Opening blog post

Opening blog post

Steely Mountain Amusement Park.

When you walk around a place like this, you may notice a tightness in your jaw. Not from stress, exactly. You’re smiling because your face thinks it’s supposed to. Suddenly your cheeks hurt, and you realize you’ve had grinning insincerity plastered across your mug for six hours. Or precisely the opposite? Do you suddenly remind yourself to actually look at other people’s faces and discover with amazement that nobody anywhere looks happy? That despite the pink clouds and sugar-canola air, mouths are grim and flat; bodies coldly pinball from ride to store to arcade to food stand picnic table? Either way, one thing’s the same… the eyes. Whether they’re frozen in plasticine glee or wooden surrender, it’s the eyes. What kind of dead are the eyes?

Readers! Thinkers and patriots. Angry, oppressed masses. Disillusioned youth. Chomskyites, Trotskyites, and Zinnophiles. Prophet children of the Promised Age of Disappointment, Keepers of the Extinguished. Radicals, free and otherwise.¬†People gather in parks for many reasons. In the fall of 2004 Delle Merkle and I paid full price for admission to Steely Mountain theme park. We spent the day being entertained… playing games, eating funnel cakes, riding rides. This was 3 years after we the people had our bell rung by a one-two sucker punch in the financial district. It was almost immediately before the defining election of our generation, when W’s suspicions that he had been right about everything were self-confirmed. And yet in the fall of 2004 very few people in Boston were paying much attention to politics. The majority, I among them, were in fact previously occupied… obsessing over professional baseball, because it made a much better story.
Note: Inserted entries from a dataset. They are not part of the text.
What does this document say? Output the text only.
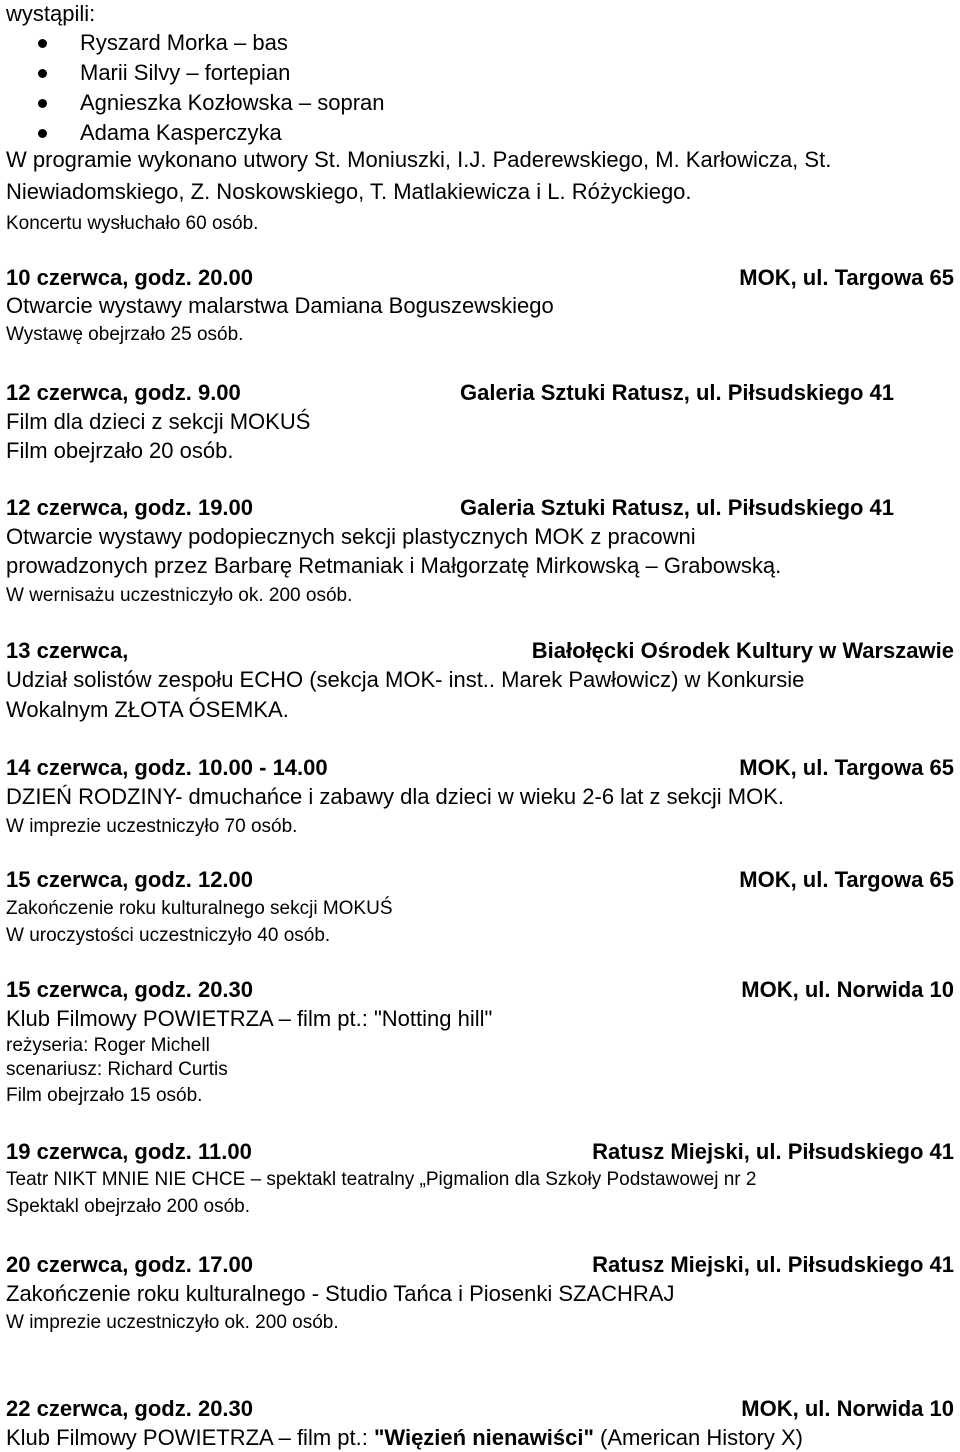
wystąpili:
Ryszard Morka – bas
Marii Silvy – fortepian
Agnieszka Kozłowska – sopran
Adama Kasperczyka
W programie wykonano utwory St. Moniuszki, I.J. Paderewskiego, M. Karłowicza, St.
Niewiadomskiego, Z. Noskowskiego, T. Matlakiewicza i L. Różyckiego.
Koncertu wysłuchało 60 osób.
10 czerwca, godz. 20.00	MOK, ul. Targowa 65
Otwarcie wystawy malarstwa Damiana Boguszewskiego
Wystawę obejrzało 25 osób.
12 czerwca, godz. 9.00	Galeria Sztuki Ratusz, ul. Piłsudskiego 41
Film dla dzieci z sekcji MOKUŚ
Film obejrzało 20 osób.
12 czerwca, godz. 19.00	Galeria Sztuki Ratusz, ul. Piłsudskiego 41
Otwarcie wystawy podopiecznych sekcji plastycznych MOK z pracowni
prowadzonych przez Barbarę Retmaniak i Małgorzatę Mirkowską – Grabowską.
W wernisażu uczestniczyło ok. 200 osób.
13 czerwca,	Białołęcki Ośrodek Kultury w Warszawie
Udział solistów zespołu ECHO (sekcja MOK- inst.. Marek Pawłowicz) w Konkursie
Wokalnym ZŁOTA ÓSEMKA.
14 czerwca, godz. 10.00 - 14.00	MOK, ul. Targowa 65
DZIEŃ RODZINY- dmuchańce i zabawy dla dzieci w wieku 2-6 lat z sekcji MOK.
W imprezie uczestniczyło 70 osób.
15 czerwca, godz. 12.00	MOK, ul. Targowa 65
Zakończenie roku kulturalnego sekcji MOKUŚ
W uroczystości uczestniczyło 40 osób.
15 czerwca, godz. 20.30	MOK, ul. Norwida 10
Klub Filmowy POWIETRZA – film pt.: "Notting hill"
reżyseria: Roger Michell
scenariusz: Richard Curtis
Film obejrzało 15 osób.
19 czerwca, godz. 11.00	Ratusz Miejski, ul. Piłsudskiego 41
Teatr NIKT MNIE NIE CHCE – spektakl teatralny „Pigmalion dla Szkoły Podstawowej nr 2
Spektakl obejrzało 200 osób.
20 czerwca, godz. 17.00	Ratusz Miejski, ul. Piłsudskiego 41
Zakończenie roku kulturalnego - Studio Tańca i Piosenki SZACHRAJ
W imprezie uczestniczyło ok. 200 osób.
22 czerwca, godz. 20.30	MOK, ul. Norwida 10
Klub Filmowy POWIETRZA – film pt.: "Więzień nienawiści" (American History X)
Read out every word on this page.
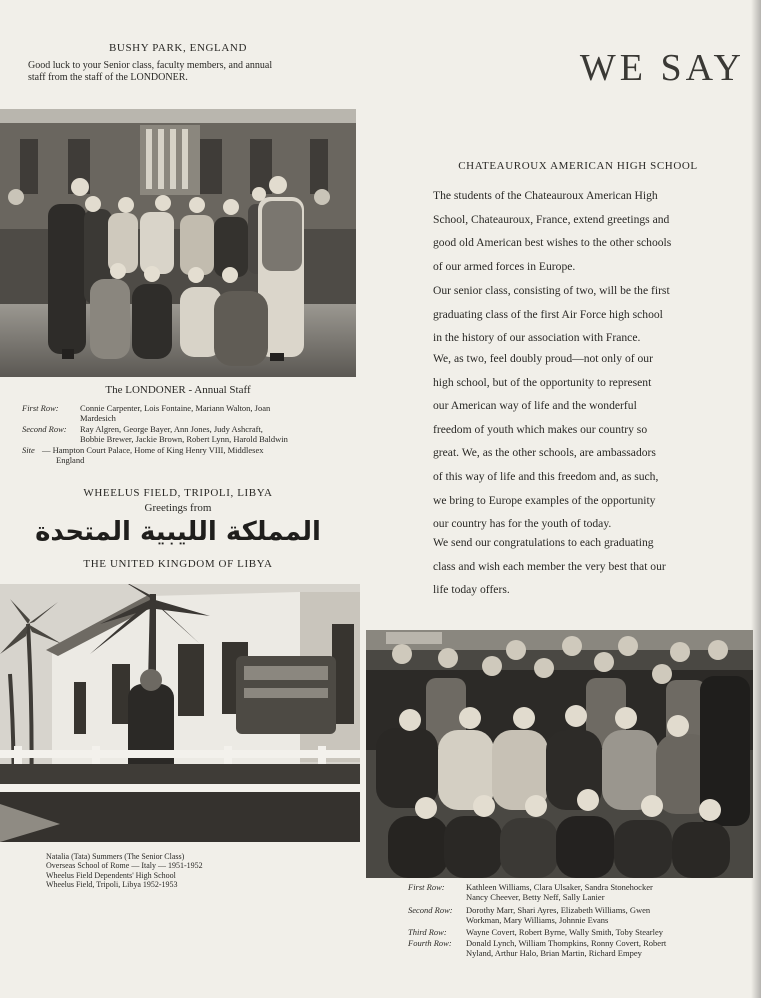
BUSHY PARK, ENGLAND
Good luck to your Senior class, faculty members, and annual
staff from the staff of the LONDONER.
The LONDONER - Annual Staff
First Row:	Connie Carpenter, Lois Fontaine, Mariann Walton, Joan
Mardesich
Second Row: Ray Algren, George Bayer, Ann Jones, Judy Ashcraft,
Bobbie Brewer, Jackie Brown, Robert Lynn, Harold Baldwin
Site — Hampton Court Palace, Home of King Henry VIII, Middlesex
England
WHEELUS FIELD, TRIPOLI, LIBYA
Greetings from
المملكة الليبية المتحدة
THE UNITED KINGDOM OF LIBYA
Natalia (Tata) Summers (The Senior Class)
Overseas School of Rome — Italy — 1951-1952
Wheelus Field Dependents' High School
Wheelus Field, Tripoli, Libya 1952-1953
WE SAY
CHATEAUROUX AMERICAN HIGH SCHOOL
The students of the Chateauroux American High
School, Chateauroux, France, extend greetings and
good old American best wishes to the other schools
of our armed forces in Europe.
Our senior class, consisting of two, will be the first
graduating class of the first Air Force high school
in the history of our association with France.
We, as two, feel doubly proud—not only of our
high school, but of the opportunity to represent
our American way of life and the wonderful
freedom of youth which makes our country so
great. We, as the other schools, are ambassadors
of this way of life and this freedom and, as such,
we bring to Europe examples of the opportunity
our country has for the youth of today.
We send our congratulations to each graduating
class and wish each member the very best that our
life today offers.
First Row:	Kathleen Williams, Clara Ulsaker, Sandra Stonehocker
Nancy Cheever, Betty Neff, Sally Lanier
Second Row: Dorothy Marr, Shari Ayres, Elizabeth Williams, Gwen
Workman, Mary Williams, Johnnie Evans
Third Row: Wayne Covert, Robert Byrne, Wally Smith, Toby Stearley
Fourth Row: Donald Lynch, William Thompkins, Ronny Covert, Robert
Nyland, Arthur Halo, Brian Martin, Richard Empey
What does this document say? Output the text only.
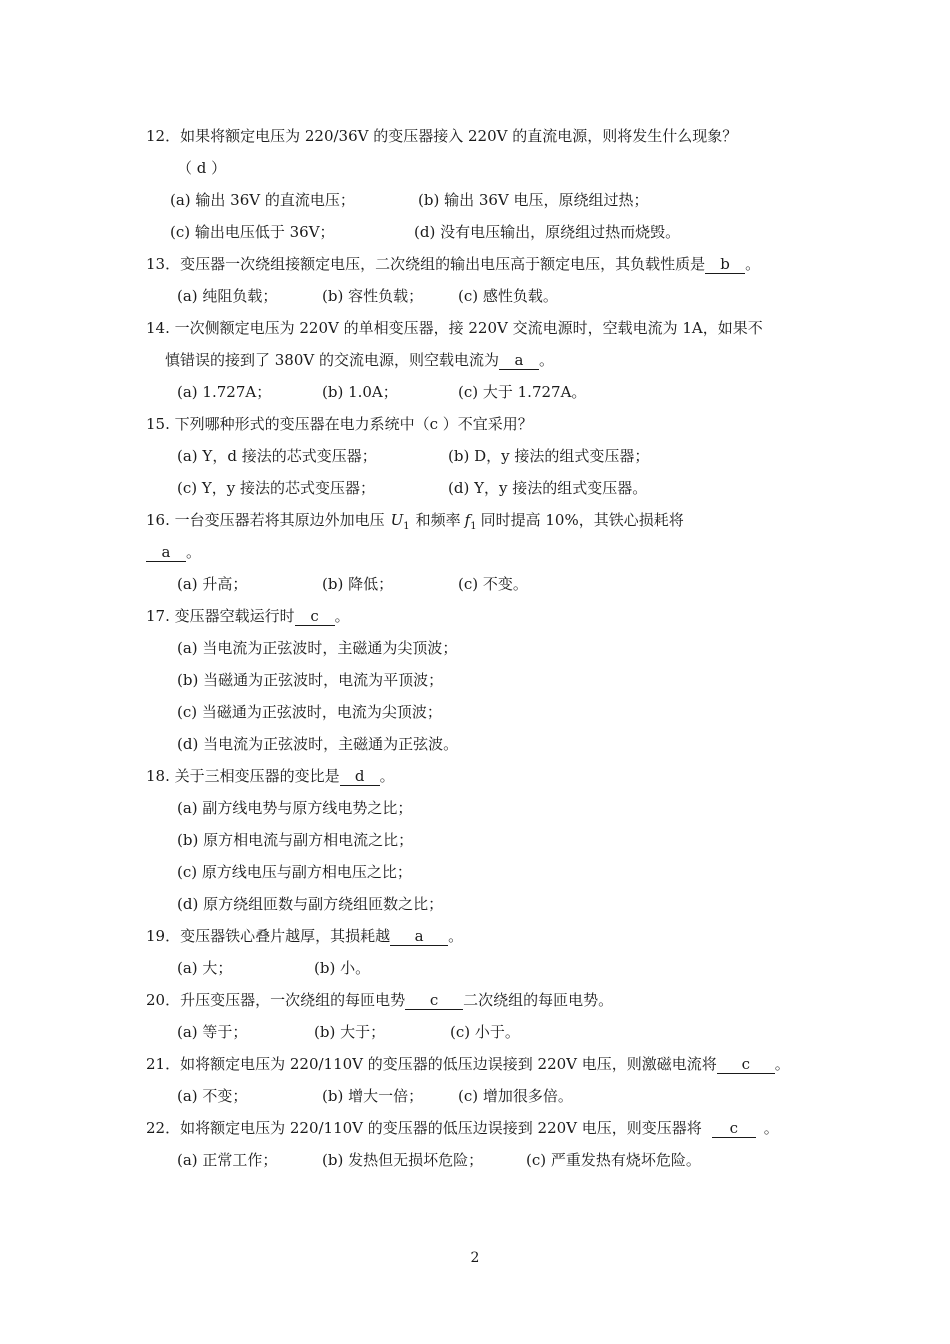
12．如果将额定电压为 220/36V 的变压器接入 220V 的直流电源，则将发生什么现象？
（ d ）
(a) 输出 36V 的直流电压；	(b) 输出 36V 电压，原绕组过热；
(c) 输出电压低于 36V；	(d) 没有电压输出，原绕组过热而烧毁。
13．变压器一次绕组接额定电压，二次绕组的输出电压高于额定电压，其负载性质是 b 。
(a) 纯阻负载；	(b) 容性负载； (c) 感性负载。
14. 一次侧额定电压为 220V 的单相变压器，接 220V 交流电源时，空载电流为 1A，如果不
慎错误的接到了 380V 的交流电源，则空载电流为 a 。
(a) 1.727A；	(b) 1.0A；	(c) 大于 1.727A。
15. 下列哪种形式的变压器在电力系统中（c ）不宜采用？
(a) Y，d 接法的芯式变压器；	(b) D，y 接法的组式变压器；
(c) Y，y 接法的芯式变压器；	(d) Y，y 接法的组式变压器。
16. 一台变压器若将其原边外加电压 $U_1$ 和频率 $f_1$ 同时提高 10%，其铁心损耗将
a 。
(a) 升高；	(b) 降低；	(c) 不变。
17. 变压器空载运行时 c 。
(a) 当电流为正弦波时，主磁通为尖顶波；
(b) 当磁通为正弦波时，电流为平顶波；
(c) 当磁通为正弦波时，电流为尖顶波；
(d) 当电流为正弦波时，主磁通为正弦波。
18. 关于三相变压器的变比是 d 。
(a) 副方线电势与原方线电势之比；
(b) 原方相电流与副方相电流之比；
(c) 原方线电压与副方相电压之比；
(d) 原方绕组匝数与副方绕组匝数之比；
19．变压器铁心叠片越厚，其损耗越 a 。
(a) 大；	(b) 小。
20．升压变压器，一次绕组的每匝电势 c 二次绕组的每匝电势。
(a) 等于；	(b) 大于；	(c) 小于。
21．如将额定电压为 220/110V 的变压器的低压边误接到 220V 电压，则激磁电流将 c 。
(a) 不变；	(b) 增大一倍； (c) 增加很多倍。
22．如将额定电压为 220/110V 的变压器的低压边误接到 220V 电压，则变压器将 c 。
(a) 正常工作；	(b) 发热但无损坏危险；	(c) 严重发热有烧坏危险。
2
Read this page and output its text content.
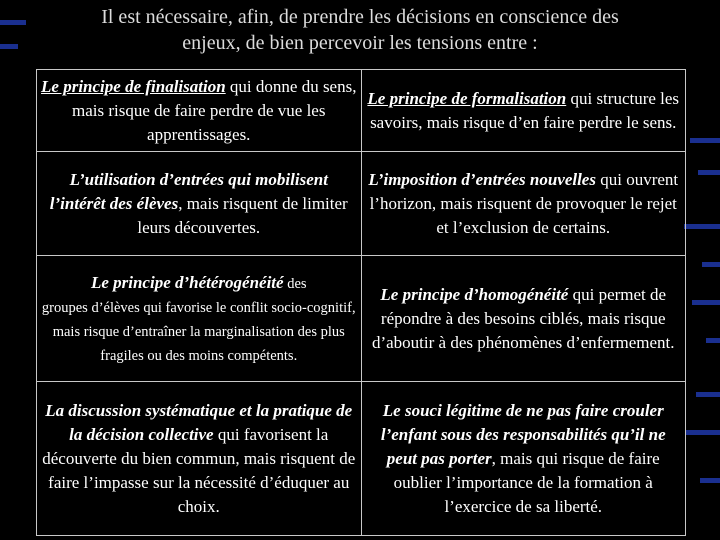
Il est nécessaire, afin, de prendre les décisions en conscience des
enjeux, de bien percevoir les tensions entre :
Le principe de finalisation qui donne du sens, mais risque de faire perdre de vue les apprentissages.	Le principe de formalisation qui structure les savoirs, mais risque d’en faire perdre le sens.
L’utilisation d’entrées qui mobilisent l’intérêt des élèves, mais risquent de limiter leurs découvertes.	L’imposition d’entrées nouvelles qui ouvrent l’horizon, mais risquent de provoquer le rejet et l’exclusion de certains.
Le principe d’hétérogénéité des
groupes d’élèves qui favorise le conflit socio-cognitif, mais risque d’entraîner la marginalisation des plus fragiles ou des moins compétents.	Le principe d’homogénéité qui permet de répondre à des besoins ciblés, mais risque d’aboutir à des phénomènes d’enfermement.
La discussion systématique et la pratique de la décision collective qui favorisent la découverte du bien commun, mais risquent de faire l’impasse sur la nécessité d’éduquer au choix.	Le souci légitime de ne pas faire crouler l’enfant sous des responsabilités qu’il ne peut pas porter, mais qui risque de faire oublier l’importance de la formation à l’exercice de sa liberté.
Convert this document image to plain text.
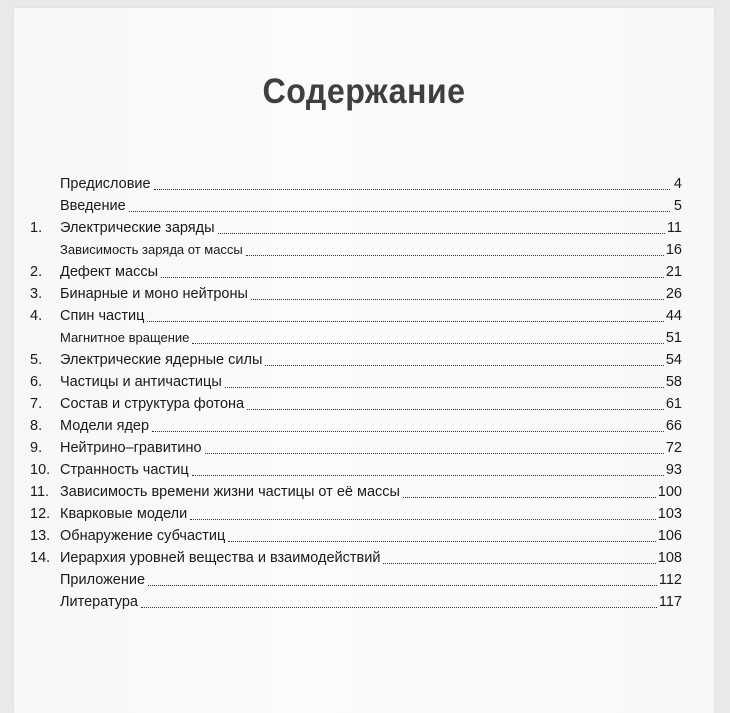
Содержание
Предисловие	4
Введение	5
1.	Электрические заряды	11
Зависимость заряда от массы	16
2.	Дефект массы	21
3.	Бинарные и моно нейтроны	26
4.	Спин частиц	44
Магнитное вращение	51
5.	Электрические ядерные силы	54
6.	Частицы и античастицы	58
7.	Состав и структура фотона	61
8.	Модели ядер	66
9.	Нейтрино–гравитино	72
10. Странность частиц	93
11. Зависимость времени жизни частицы от её массы	100
12. Кварковые модели	103
13. Обнаружение субчастиц	106
14. Иерархия уровней вещества и взаимодействий	108
Приложение	112
Литература	117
Delle and I put on a terrific show. She knew and I really knew we were done. Neither of us wanted to be any less attractive, charismatic, fun, and especially careless, than the best possible version of ourselves. Neither wanted to give the other justification for anything, or cement in the other’s memory a less than ideal image. Of course that performance is transparent, and it was obvious to both of us that we were acting, but to break the illusion or call the other out would have been unsporting. And we were nothing if not sporting.

You’re wondering now why this departure into my personal history? Where is the usual impassioned rhetoric, where the angry exhortations, the withering attacks upon our sequestered oligarchy? Patience, eager and exploited ones; I’ll get there. Beyond the gut-plunging backward corkscrew of Beastkiller, the only reason I remember that day eight years ago at all is because that’s when I first let on to Delle that I thought her drawings were too corporate-looking. Yes, it’s hilarious in retrospect. But that was the beginning of my journey from there to here.

Read now my confession, that the path leading me to you, O class-conscious citizens, wound through suburban corporate parks near airports, past thoughtfully-designed gray cubicles in cold ballasted fluorescence, past receptionists, copy rooms, and security-coded glass doors… into the boardroom. For as if walking in my sleep, with the intense unconsciousness of a painful dream, I wandered into and among the point one percent. For a brief time my clothes smelled not of tobacco and whiskey but ozone sterility. These events were set in motion that day at the park, breathing the heavy air of roasting almonds and dancing to the electronic symphony of video games you play standing up.

And so I’m going to tell you now, free and informed readers, Post-Marxists and Libertarian Socialists, blue dogs and hippie pinkos, how I, Jason Hammond, in these nine somnambulent years, was transformed from cynical post-grad drifter to superstar corporate consultant to radical left-wing blogger. And no, it’s not the usual way.